The Asian Development Bank (ADB) is prepared to offer more financial help to Sri Lanka, a senior official said on Tuesday.
“As a key long-term partner, the ADB stands ready to provide further support,” the bank’s president, Masatsugu Asakawa, told reporters at its annual gathering.
“After the IMF programme is completed, we will consider to join another, by providing additional financial resources to join other rescue packages for Sri Lanka,” said Asakawa.
$200 Million Emergency Loan
The remarks came after an ADB pact this month for an emergency loan of $200 million to ensure access to food and protect livelihoods in Sri Lanka which is suffering its worst economic crisis in more than seven decades.
Sri Lanka’s economy has contracted and is dealing with high inflation which has severely affected living standards, Asakawa said. The annual inflation figure exceeded 70% in August.
“We are working closely with the government in supporting the country in this challenging time,” he added.
Asakawa said he was confident Colombo was working to finalise a staff-level agreement with the International Monetary Fund (IMF) for a loan of about $2.9 billion, by seeking financing assurances from creditors, among other steps.

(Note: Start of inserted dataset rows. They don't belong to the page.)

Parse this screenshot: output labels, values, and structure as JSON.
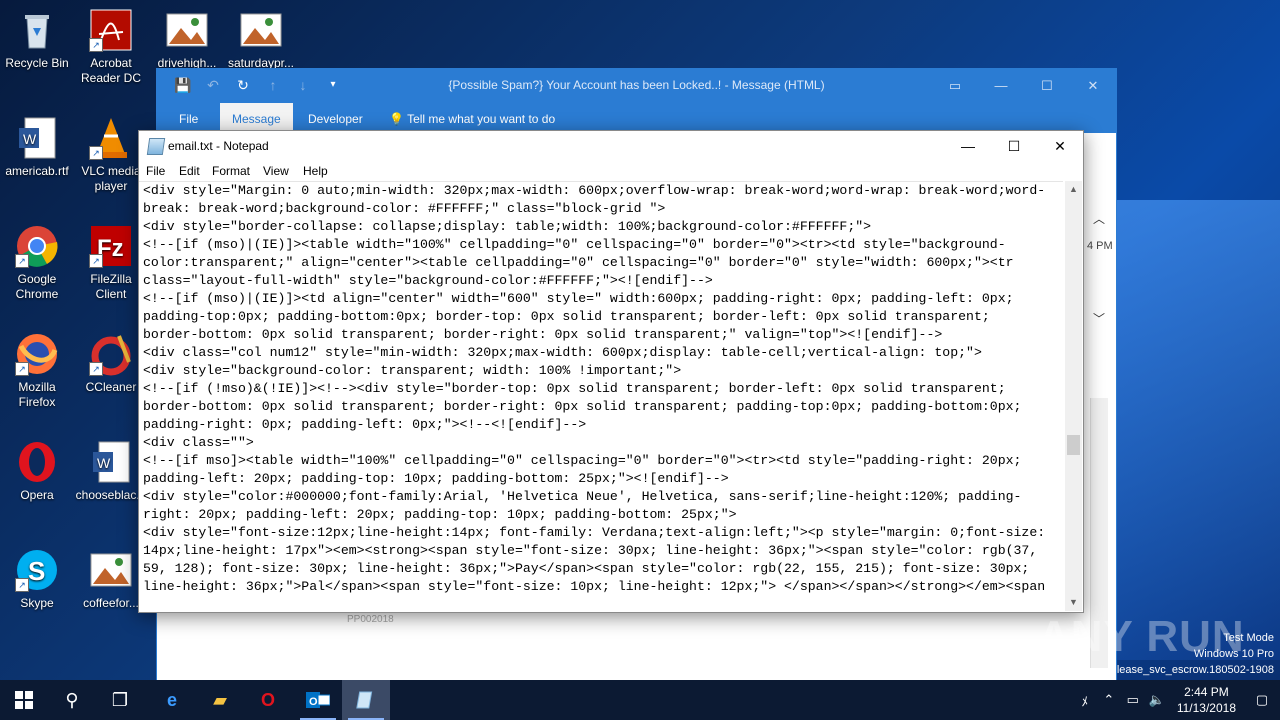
{
  "desktop": {
    "icons": [
      {
        "label": "Recycle Bin"
      },
      {
        "label": "Acrobat Reader DC"
      },
      {
        "label": "drivehigh..."
      },
      {
        "label": "saturdaypr..."
      },
      {
        "label": "americab.rtf"
      },
      {
        "label": "VLC media player"
      },
      {
        "label": "Google Chrome"
      },
      {
        "label": "FileZilla Client"
      },
      {
        "label": "Mozilla Firefox"
      },
      {
        "label": "CCleaner"
      },
      {
        "label": "Opera"
      },
      {
        "label": "chooseblac..."
      },
      {
        "label": "Skype"
      },
      {
        "label": "coffeefor..."
      }
    ]
  },
  "outlook": {
    "title": "{Possible Spam?} Your Account has been Locked..! - Message (HTML)",
    "tabs": [
      "File",
      "Message",
      "Developer"
    ],
    "active_tab": "Message",
    "tell_me": "Tell me what you want to do",
    "time_partial": "4 PM",
    "footer_code": "PP002018"
  },
  "notepad": {
    "title": "email.txt - Notepad",
    "menu": [
      "File",
      "Edit",
      "Format",
      "View",
      "Help"
    ],
    "lines": [
      "<div style=\"Margin: 0 auto;min-width: 320px;max-width: 600px;overflow-wrap: break-word;word-wrap: break-word;word-",
      "break: break-word;background-color: #FFFFFF;\" class=\"block-grid \">",
      "<div style=\"border-collapse: collapse;display: table;width: 100%;background-color:#FFFFFF;\">",
      "<!--[if (mso)|(IE)]><table width=\"100%\" cellpadding=\"0\" cellspacing=\"0\" border=\"0\"><tr><td style=\"background-",
      "color:transparent;\" align=\"center\"><table cellpadding=\"0\" cellspacing=\"0\" border=\"0\" style=\"width: 600px;\"><tr",
      "class=\"layout-full-width\" style=\"background-color:#FFFFFF;\"><![endif]-->",
      "<!--[if (mso)|(IE)]><td align=\"center\" width=\"600\" style=\" width:600px; padding-right: 0px; padding-left: 0px;",
      "padding-top:0px; padding-bottom:0px; border-top: 0px solid transparent; border-left: 0px solid transparent;",
      "border-bottom: 0px solid transparent; border-right: 0px solid transparent;\" valign=\"top\"><![endif]-->",
      "<div class=\"col num12\" style=\"min-width: 320px;max-width: 600px;display: table-cell;vertical-align: top;\">",
      "<div style=\"background-color: transparent; width: 100% !important;\">",
      "<!--[if (!mso)&(!IE)]><!--><div style=\"border-top: 0px solid transparent; border-left: 0px solid transparent;",
      "border-bottom: 0px solid transparent; border-right: 0px solid transparent; padding-top:0px; padding-bottom:0px;",
      "padding-right: 0px; padding-left: 0px;\"><!--<![endif]-->",
      "<div class=\"\">",
      "<!--[if mso]><table width=\"100%\" cellpadding=\"0\" cellspacing=\"0\" border=\"0\"><tr><td style=\"padding-right: 20px;",
      "padding-left: 20px; padding-top: 10px; padding-bottom: 25px;\"><![endif]-->",
      "<div style=\"color:#000000;font-family:Arial, 'Helvetica Neue', Helvetica, sans-serif;line-height:120%; padding-",
      "right: 20px; padding-left: 20px; padding-top: 10px; padding-bottom: 25px;\">",
      "<div style=\"font-size:12px;line-height:14px; font-family: Verdana;text-align:left;\"><p style=\"margin: 0;font-size:",
      "14px;line-height: 17px\"><em><strong><span style=\"font-size: 30px; line-height: 36px;\"><span style=\"color: rgb(37,",
      "59, 128); font-size: 30px; line-height: 36px;\">Pay</span><span style=\"color: rgb(22, 155, 215); font-size: 30px;",
      "line-height: 36px;\">Pal</span><span style=\"font-size: 10px; line-height: 12px;\"> </span></span></strong></em><span"
    ]
  },
  "watermark": {
    "brand": "ANY RUN",
    "mode": [
      "Test Mode",
      "Windows 10 Pro",
      "lease_svc_escrow.180502-1908"
    ]
  },
  "taskbar": {
    "time": "2:44 PM",
    "date": "11/13/2018"
  }
}
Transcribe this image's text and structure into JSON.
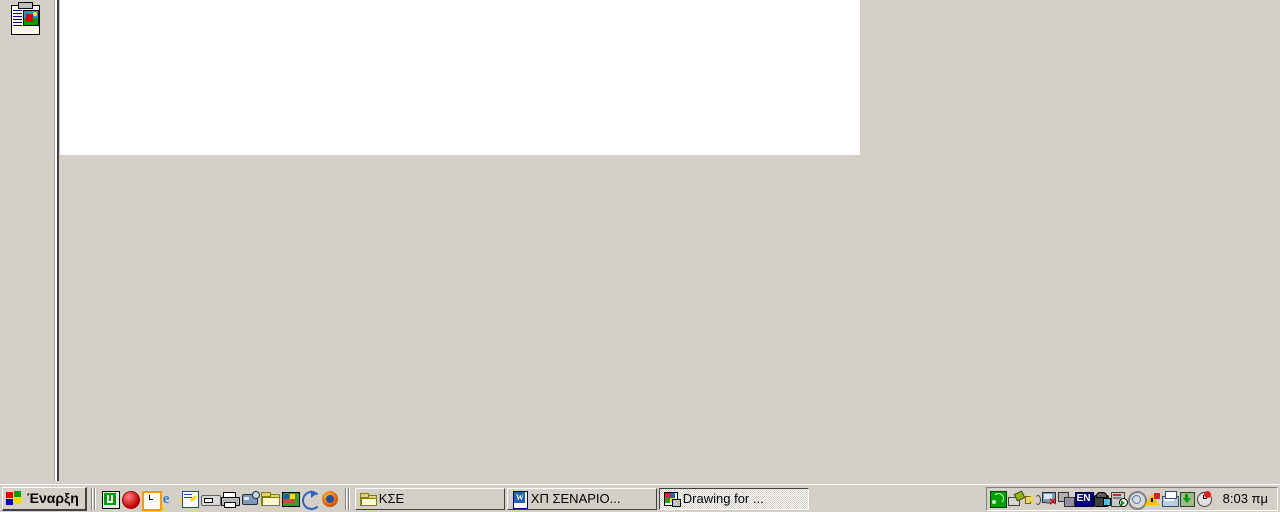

Asakawa pointed to the risks of abrupt capital outflows from Asia and the prospect of a very sharp currency depreciation continuing for some time, as the US central bank tightens its monetary policy aggressively.
However, Asia has become more resilient against financial turmoil, with an improved current account balance and a sufficient accumulation of foreign reserves, than it was during the Asian financial crisis of the late 1990s, he added.
Yet portfolio capital movement is very fast and volatile, Asakawa warned.
“It’s always a good thing to be very vigilant on this broader capital movement,” he added.
“I’m also trying to enhance our regional financial co-operation efforts, including that of ASEAN+3,” he said, referring to a grouping of China, Japan and South Korea with Southeast Asian nations.